While the offense delivered the expected rebound after a poor outing against Mississippi State, the defense faced its own challenge: freshman quarterback Brad Jackson, senior running back Lincoln Pare, and the explosive Texas State attack.
Against MSU, ASU’s defense had been strong overall but allowed three critical blown coverages that directly led to touchdowns. On Saturday, a defensive rebound was just as crucial as the offensive resurgence, and ASU made it happen, controlling nearly every aspect of what the Bobcats wanted to do.
Texas State started with negative two yards of offense over its first few drives, as the ASU front recorded two sacks, two tackles for loss, and a quarterback hurry — trends that would continue throughout the game.
By halftime, ASU led 20-3, having tallied three sacks, five tackles for loss, and its first turnover of the year: a forced fumble by junior defensive back Keith Abney II, recovered by senior Myles Rowser and returned near the Texas State end zone. Leavitt and Raleek Brown combined to turn that turnover into points, extending ASU’s lead and cementing the team’s dominant statement on both sides of the ball.
Leading the way was senior linebacker Jordan Crook, who, along with senior teammate Keyshaun Elliott, has alternated taking command each week. Crook led the team in tackles in Week 1, Elliott stepped up the following week, and this week, Crook reclaimed the spotlight in dominant fashion. He totaled 12 tackles, including a sack where he exploded into the backfield, and 3.5 tackles for loss, consistently disrupting running lanes and forcing quarterback Brad Jackson into hurried decisions.
“We knew the quarterback was a runner, but we just knew we wanted to play a better standard defense and better standard of football on the defensive side of the ball,” Crook said. “And I don’t think we were playing bad, but we just kind of said we wanted to get back to playing our type of football on all three levels…The biggest thing out of everything was we wanted to make sure we stayed on their neck the whole game, not give any easy things up and just make it hard for those guys.”
The combined effort on both sides of the ball showed that everyone had taken the wake-up call from last week seriously. A repeat of an unimpressive non-conference win, like the one against NAU, simply wouldn’t suffice. Now, it seems ASU has a clearer sense of what lies ahead and a better understanding of what this team is truly capable of.
That clarity will be put to the test as the Sun Devils enter the early gauntlet of their non-conference schedule.

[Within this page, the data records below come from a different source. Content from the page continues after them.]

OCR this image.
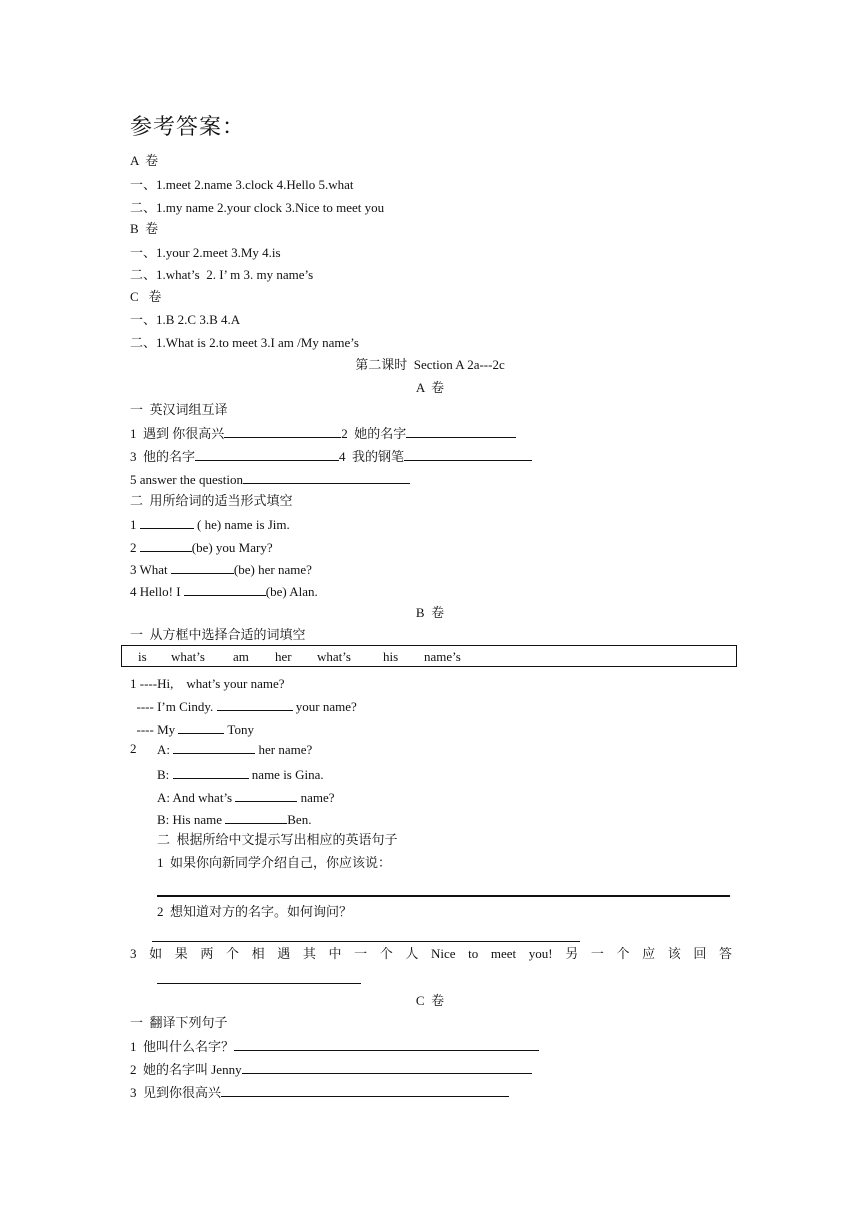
参考答案：
A  卷
一、1.meet 2.name 3.clock 4.Hello 5.what
二、1.my name 2.your clock 3.Nice to meet you
B  卷
一、1.your 2.meet 3.My 4.is
二、1.what’s  2. I’ m 3. my name’s
C   卷
一、1.B 2.C 3.B 4.A
二、1.What is 2.to meet 3.I am /My name’s
第二课时  Section A 2a---2c
A  卷
一  英汉词组互译
1  遇到 你很高兴	2  她的名字
3  他的名字	4  我的钢笔
5 answer the question
二  用所给词的适当形式填空
1	( he) name is Jim.
2	(be) you Mary?
3 What	(be) her name?
4 Hello! I	(be) Alan.
B  卷
一  从方框中选择合适的词填空
is what’s am her what’s his name’s
1 ----Hi,    what’s your name?
---- I’m Cindy.	your name?
---- My	Tony
2 A:	her name?
B:	name is Gina.
A: And what’s	name?
B: His name	Ben.
二  根据所给中文提示写出相应的英语句子
1  如果你向新同学介绍自己，你应该说：
2  想知道对方的名字。如何询问？
3 如 果 两 个 相 遇 其 中 一 个 人 Nice to meet you! 另 一 个 应 该 回 答
C  卷
一  翻译下列句子
1  他叫什么名字？
2  她的名字叫 Jenny
3  见到你很高兴
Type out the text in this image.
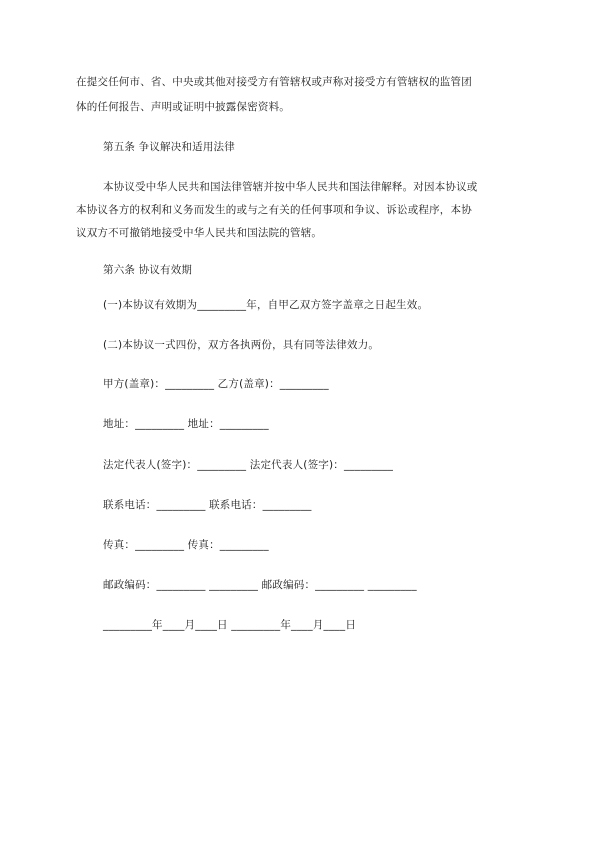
在提交任何市、省、中央或其他对接受方有管辖权或声称对接受方有管辖权的监管团
体的任何报告、声明或证明中披露保密资料。
第五条 争议解决和适用法律
本协议受中华人民共和国法律管辖并按中华人民共和国法律解释。对因本协议或
本协议各方的权利和义务而发生的或与之有关的任何事项和争议、诉讼或程序，本协
议双方不可撤销地接受中华人民共和国法院的管辖。
第六条 协议有效期
(一)本协议有效期为_________年，自甲乙双方签字盖章之日起生效。
(二)本协议一式四份，双方各执两份，具有同等法律效力。
甲方(盖章)：_________ 乙方(盖章)：_________
地址：_________ 地址：_________
法定代表人(签字)：_________ 法定代表人(签字)：_________
联系电话：_________ 联系电话：_________
传真：_________ 传真：_________
邮政编码：_________ _________ 邮政编码：_________ _________
_________年____月____日 _________年____月____日
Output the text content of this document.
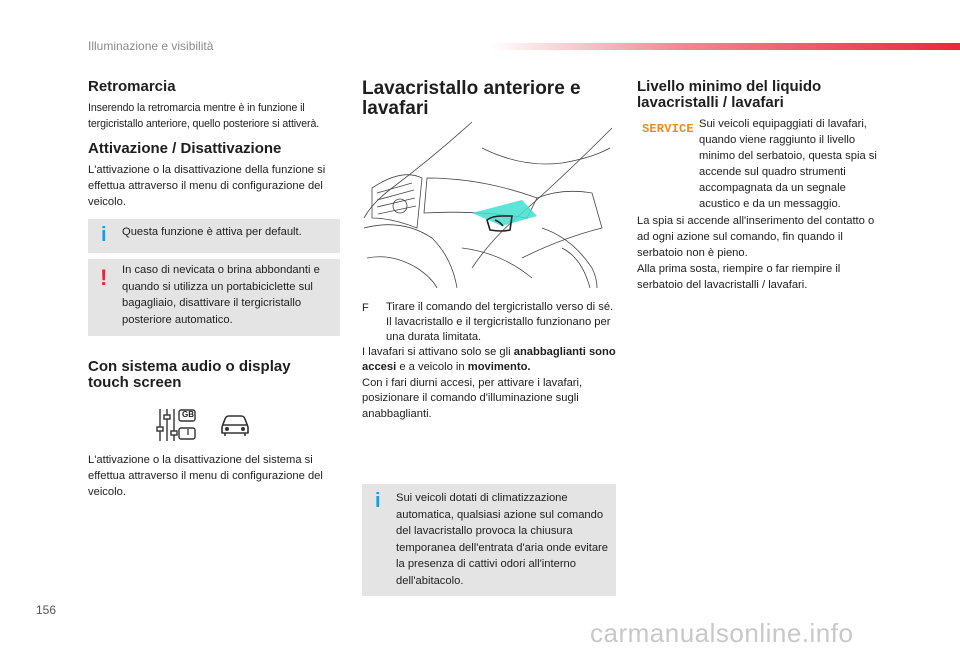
Illuminazione e visibilità
Retromarcia

Inserendo la retromarcia mentre è in funzione il tergicristallo anteriore, quello posteriore si attiverà.

Attivazione / Disattivazione

L'attivazione o la disattivazione della funzione si effettua attraverso il menu di configurazione del veicolo.

i Questa funzione è attiva per default.
! In caso di nevicata o brina abbondanti e quando si utilizza un portabiciclette sul bagagliaio, disattivare il tergicristallo posteriore automatico.
Con sistema audio o display
touch screen
GB
I

L'attivazione o la disattivazione del sistema si effettua attraverso il menu di configurazione del veicolo.

Lavacristallo anteriore e
lavafari
F Tirare il comando del tergicristallo verso di sé. Il lavacristallo e il tergicristallo funzionano per una durata limitata.

I lavafari si attivano solo se gli anabbaglianti sono accesi e a veicolo in movimento.
Con i fari diurni accesi, per attivare i lavafari, posizionare il comando d'illuminazione sugli anabbaglianti.

i Sui veicoli dotati di climatizzazione automatica, qualsiasi azione sul comando del lavacristallo provoca la chiusura temporanea dell'entrata d'aria onde evitare la presenza di cattivi odori all'interno dell'abitacolo.
Livello minimo del liquido
lavacristalli / lavafari
SERVICE Sui veicoli equipaggiati di lavafari, quando viene raggiunto il livello minimo del serbatoio, questa spia si accende sul quadro strumenti accompagnata da un segnale acustico e da un messaggio.

La spia si accende all'inserimento del contatto o ad ogni azione sul comando, fin quando il serbatoio non è pieno.

Alla prima sosta, riempire o far riempire il serbatoio del lavacristalli / lavafari.

156
carmanualsonline.info
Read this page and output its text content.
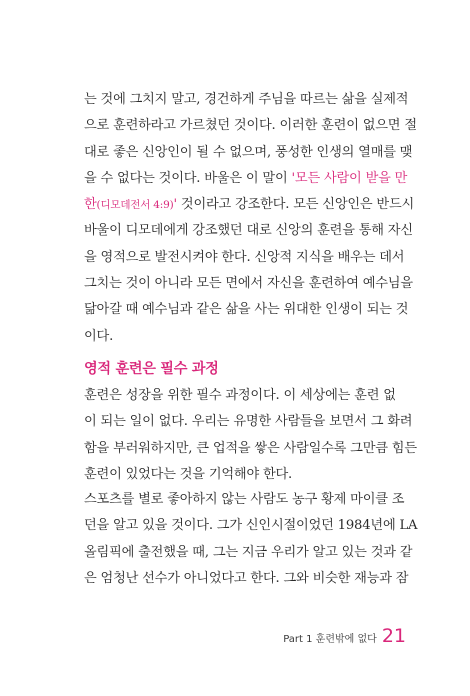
는 것에 그치지 말고, 경건하게 주님을 따르는 삶을 실제적
으로 훈련하라고 가르쳤던 것이다. 이러한 훈련이 없으면 절
대로 좋은 신앙인이 될 수 없으며, 풍성한 인생의 열매를 맺
을 수 없다는 것이다. 바울은 이 말이 '모든 사람이 받을 만
한(디모데전서 4:9)' 것이라고 강조한다. 모든 신앙인은 반드시
바울이 디모데에게 강조했던 대로 신앙의 훈련을 통해 자신
을 영적으로 발전시켜야 한다. 신앙적 지식을 배우는 데서
그치는 것이 아니라 모든 면에서 자신을 훈련하여 예수님을
닮아갈 때 예수님과 같은 삶을 사는 위대한 인생이 되는 것
이다.
영적 훈련은 필수 과정
훈련은 성장을 위한 필수 과정이다. 이 세상에는 훈련 없
이 되는 일이 없다. 우리는 유명한 사람들을 보면서 그 화려
함을 부러워하지만, 큰 업적을 쌓은 사람일수록 그만큼 힘든
훈련이 있었다는 것을 기억해야 한다.
스포츠를 별로 좋아하지 않는 사람도 농구 황제 마이클 조
던을 알고 있을 것이다. 그가 신인시절이었던 1984년에 LA
올림픽에 출전했을 때, 그는 지금 우리가 알고 있는 것과 같
은 엄청난 선수가 아니었다고 한다. 그와 비슷한 재능과 잠
Part 1 훈련밖에 없다 21
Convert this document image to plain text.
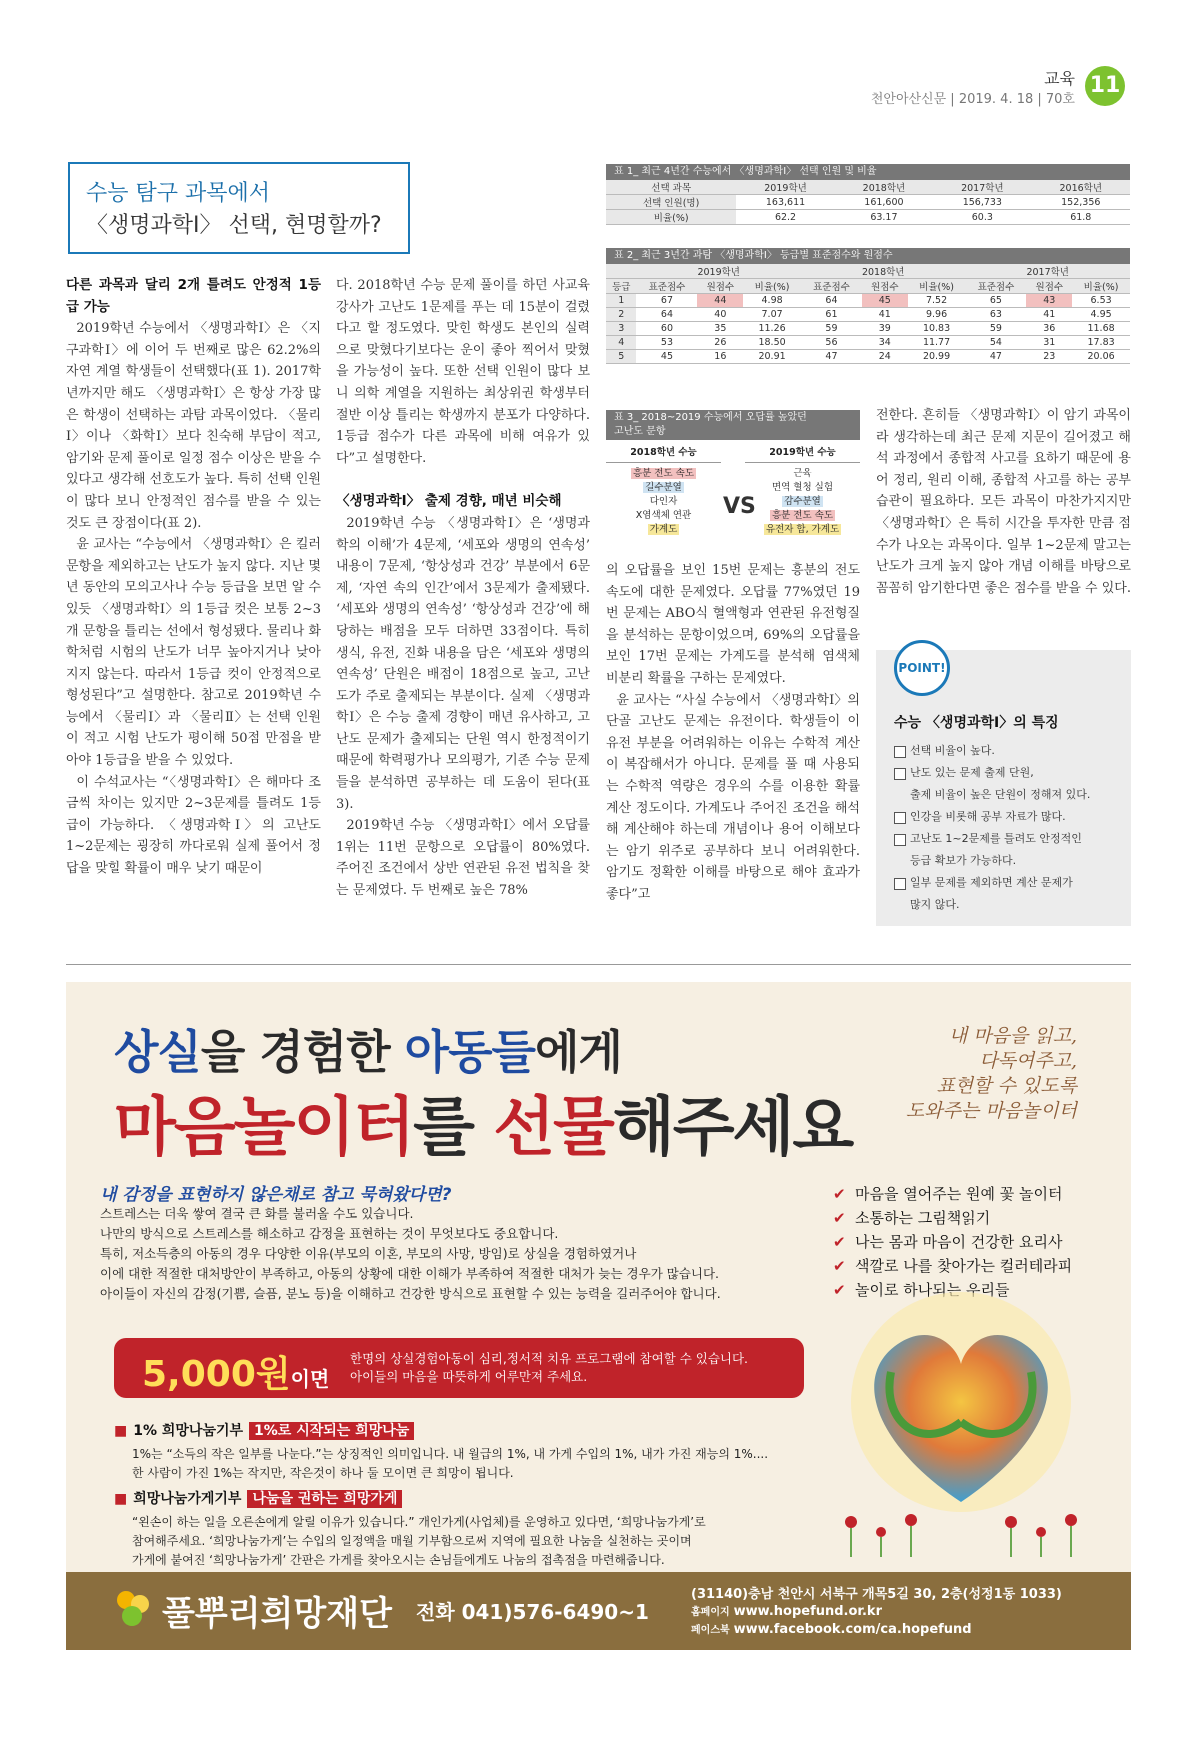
교육
천안아산신문 | 2019. 4. 18 | 70호
11
수능 탐구 과목에서
〈생명과학Ⅰ〉 선택, 현명할까?
다른 과목과 달리 2개 틀려도 안정적 1등급 가능

2019학년 수능에서 〈생명과학Ⅰ〉은 〈지구과학Ⅰ〉에 이어 두 번째로 많은 62.2%의 자연 계열 학생들이 선택했다(표 1). 2017학년까지만 해도 〈생명과학Ⅰ〉은 항상 가장 많은 학생이 선택하는 과탐 과목이었다. 〈물리Ⅰ〉이나 〈화학Ⅰ〉보다 친숙해 부담이 적고, 암기와 문제 풀이로 일정 점수 이상은 받을 수 있다고 생각해 선호도가 높다. 특히 선택 인원이 많다 보니 안정적인 점수를 받을 수 있는 것도 큰 장점이다(표 2).

윤 교사는 “수능에서 〈생명과학Ⅰ〉은 킬러 문항을 제외하고는 난도가 높지 않다. 지난 몇 년 동안의 모의고사나 수능 등급을 보면 알 수 있듯 〈생명과학Ⅰ〉의 1등급 컷은 보통 2~3개 문항을 틀리는 선에서 형성됐다. 물리나 화학처럼 시험의 난도가 너무 높아지거나 낮아지지 않는다. 따라서 1등급 컷이 안정적으로 형성된다”고 설명한다. 참고로 2019학년 수능에서 〈물리Ⅰ〉과 〈물리Ⅱ〉는 선택 인원이 적고 시험 난도가 평이해 50점 만점을 받아야 1등급을 받을 수 있었다.

이 수석교사는 “〈생명과학Ⅰ〉은 해마다 조금씩 차이는 있지만 2~3문제를 틀려도 1등급이 가능하다. 〈생명과학Ⅰ〉의 고난도 1~2문제는 굉장히 까다로워 실제 풀어서 정답을 맞힐 확률이 매우 낮기 때문이

다. 2018학년 수능 문제 풀이를 하던 사교육 강사가 고난도 1문제를 푸는 데 15분이 걸렸다고 할 정도였다. 맞힌 학생도 본인의 실력으로 맞혔다기보다는 운이 좋아 찍어서 맞혔을 가능성이 높다. 또한 선택 인원이 많다 보니 의학 계열을 지원하는 최상위권 학생부터 절반 이상 틀리는 학생까지 분포가 다양하다. 1등급 점수가 다른 과목에 비해 여유가 있다”고 설명한다.

〈생명과학Ⅰ〉 출제 경향, 매년 비슷해

2019학년 수능 〈생명과학Ⅰ〉은 ‘생명과학의 이해’가 4문제, ‘세포와 생명의 연속성’ 내용이 7문제, ‘항상성과 건강’ 부분에서 6문제, ‘자연 속의 인간’에서 3문제가 출제됐다. ‘세포와 생명의 연속성’ ‘항상성과 건강’에 해당하는 배점을 모두 더하면 33점이다. 특히 생식, 유전, 진화 내용을 담은 ‘세포와 생명의 연속성’ 단원은 배점이 18점으로 높고, 고난도가 주로 출제되는 부분이다. 실제 〈생명과학Ⅰ〉은 수능 출제 경향이 매년 유사하고, 고난도 문제가 출제되는 단원 역시 한정적이기 때문에 학력평가나 모의평가, 기존 수능 문제들을 분석하면 공부하는 데 도움이 된다(표 3).

2019학년 수능 〈생명과학Ⅰ〉에서 오답률 1위는 11번 문항으로 오답률이 80%였다. 주어진 조건에서 상반 연관된 유전 법칙을 찾는 문제였다. 두 번째로 높은 78%

의 오답률을 보인 15번 문제는 흥분의 전도 속도에 대한 문제였다. 오답률 77%였던 19번 문제는 ABO식 혈액형과 연관된 유전형질을 분석하는 문항이었으며, 69%의 오답률을 보인 17번 문제는 가계도를 분석해 염색체 비분리 확률을 구하는 문제였다.

윤 교사는 “사실 수능에서 〈생명과학Ⅰ〉의 단골 고난도 문제는 유전이다. 학생들이 이 유전 부분을 어려워하는 이유는 수학적 계산이 복잡해서가 아니다. 문제를 풀 때 사용되는 수학적 역량은 경우의 수를 이용한 확률 계산 정도이다. 가계도나 주어진 조건을 해석해 계산해야 하는데 개념이나 용어 이해보다는 암기 위주로 공부하다 보니 어려워한다. 암기도 정확한 이해를 바탕으로 해야 효과가 좋다”고

전한다. 흔히들 〈생명과학Ⅰ〉이 암기 과목이라 생각하는데 최근 문제 지문이 길어졌고 해석 과정에서 종합적 사고를 요하기 때문에 용어 정리, 원리 이해, 종합적 사고를 하는 공부 습관이 필요하다. 모든 과목이 마찬가지지만 〈생명과학Ⅰ〉은 특히 시간을 투자한 만큼 점수가 나오는 과목이다. 일부 1~2문제 말고는 난도가 크게 높지 않아 개념 이해를 바탕으로 꼼꼼히 암기한다면 좋은 점수를 받을 수 있다.

표 1_ 최근 4년간 수능에서 〈생명과학Ⅰ〉 선택 인원 및 비율
선택 과목	2019학년	2018학년	2017학년	2016학년
선택 인원(명)	163,611	161,600	156,733	152,356
비율(%)	62.2	63.17	60.3	61.8
표 2_ 최근 3년간 과탐 〈생명과학Ⅰ〉 등급별 표준점수와 원점수
	2019학년			2018학년			2017학년		
등급	표준점수	원점수	비율(%)	표준점수	원점수	비율(%)	표준점수	원점수	비율(%)
1	67	44	4.98	64	45	7.52	65	43	6.53
2	64	40	7.07	61	41	9.96	63	41	4.95
3	60	35	11.26	59	39	10.83	59	36	11.68
4	53	26	18.50	56	34	11.77	54	31	17.83
5	45	16	20.91	47	24	20.99	47	23	20.06
표 3_ 2018~2019 수능에서 오답률 높았던
고난도 문항
2018학년 수능
흥분 전도 속도
길수분열
다인자
X염색체 연관
가계도
VS
2019학년 수능
근육
면역 혈청 실험
감수분열
흥분 전도 속도
유전자 합, 가계도
POINT!
수능 〈생명과학Ⅰ〉의 특징
선택 비율이 높다.
난도 있는 문제 출제 단원,
출제 비율이 높은 단원이 정해져 있다.
인강을 비롯해 공부 자료가 많다.
고난도 1~2문제를 틀려도 안정적인
등급 확보가 가능하다.
일부 문제를 제외하면 계산 문제가
많지 않다.
상실을 경험한 아동들에게
마음놀이터를 선물해주세요
내 마음을 읽고,
다독여주고,
표현할 수 있도록
도와주는 마음놀이터
내 감정을 표현하지 않은채로 참고 묵혀왔다면?
스트레스는 더욱 쌓여 결국 큰 화를 불러올 수도 있습니다.
나만의 방식으로 스트레스를 해소하고 감정을 표현하는 것이 무엇보다도 중요합니다.
특히, 저소득층의 아동의 경우 다양한 이유(부모의 이혼, 부모의 사망, 방임)로 상실을 경험하였거나
이에 대한 적절한 대처방안이 부족하고, 아동의 상황에 대한 이해가 부족하여 적절한 대처가 늦는 경우가 많습니다.
아이들이 자신의 감정(기쁨, 슬픔, 분노 등)을 이해하고 건강한 방식으로 표현할 수 있는 능력을 길러주어야 합니다.
✔ 마음을 열어주는 원예 꽃 놀이터
✔ 소통하는 그림책읽기
✔ 나는 몸과 마음이 건강한 요리사
✔ 색깔로 나를 찾아가는 컬러테라피
✔ 놀이로 하나되는 우리들
5,000원이면
한명의 상실경험아동이 심리,정서적 치유 프로그램에 참여할 수 있습니다.
아이들의 마음을 따뜻하게 어루만져 주세요.
■ 1% 희망나눔기부 1%로 시작되는 희망나눔
1%는 “소득의 작은 일부를 나눈다.”는 상징적인 의미입니다. 내 월급의 1%, 내 가게 수입의 1%, 내가 가진 재능의 1%....
한 사람이 가진 1%는 작지만, 작은것이 하나 둘 모이면 큰 희망이 됩니다.
■ 희망나눔가게기부 나눔을 권하는 희망가게
“왼손이 하는 일을 오른손에게 알릴 이유가 있습니다.” 개인가게(사업체)를 운영하고 있다면, ‘희망나눔가게’로
참여해주세요. ‘희망나눔가게’는 수입의 일정액을 매월 기부함으로써 지역에 필요한 나눔을 실천하는 곳이며
가게에 붙여진 ‘희망나눔가게’ 간판은 가게를 찾아오시는 손님들에게도 나눔의 접촉점을 마련해줍니다.
풀뿌리희망재단 전화 041)576-6490~1
(31140)충남 천안시 서북구 개목5길 30, 2층(성정1동 1033)
홈페이지 www.hopefund.or.kr
페이스북 www.facebook.com/ca.hopefund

Two of their next four games come against ranked opponents — Texas Tech and Utah — while next week’s trip to Baylor in Waco pits them against a team coming off a win over previously ranked SMU and a 35-point blowout of Samford. The stage is set, and ASU’s performance against Texas State suggests they’re ready to meet the challenge head-on.
“Anytime you get kind of punched in the face and then you rebound, it’s like, ‘OK, you want to go back to work.’ You have two choices, you can run at it or you can run away from it,” Dillingham said. “I hope we’re a football team that runs into it. They run straight at it. Coach (Charlie) Ragle brought up this like buffalo versus a cow. A cow runs away from the storm, a buffalo runs through it, or something. We wanted to be the buffalo this week. You just run through the storm; you get through it faster. You get the cow, you get caught, you’re in it longer. So hopefully we’re a team that runs through the storm.”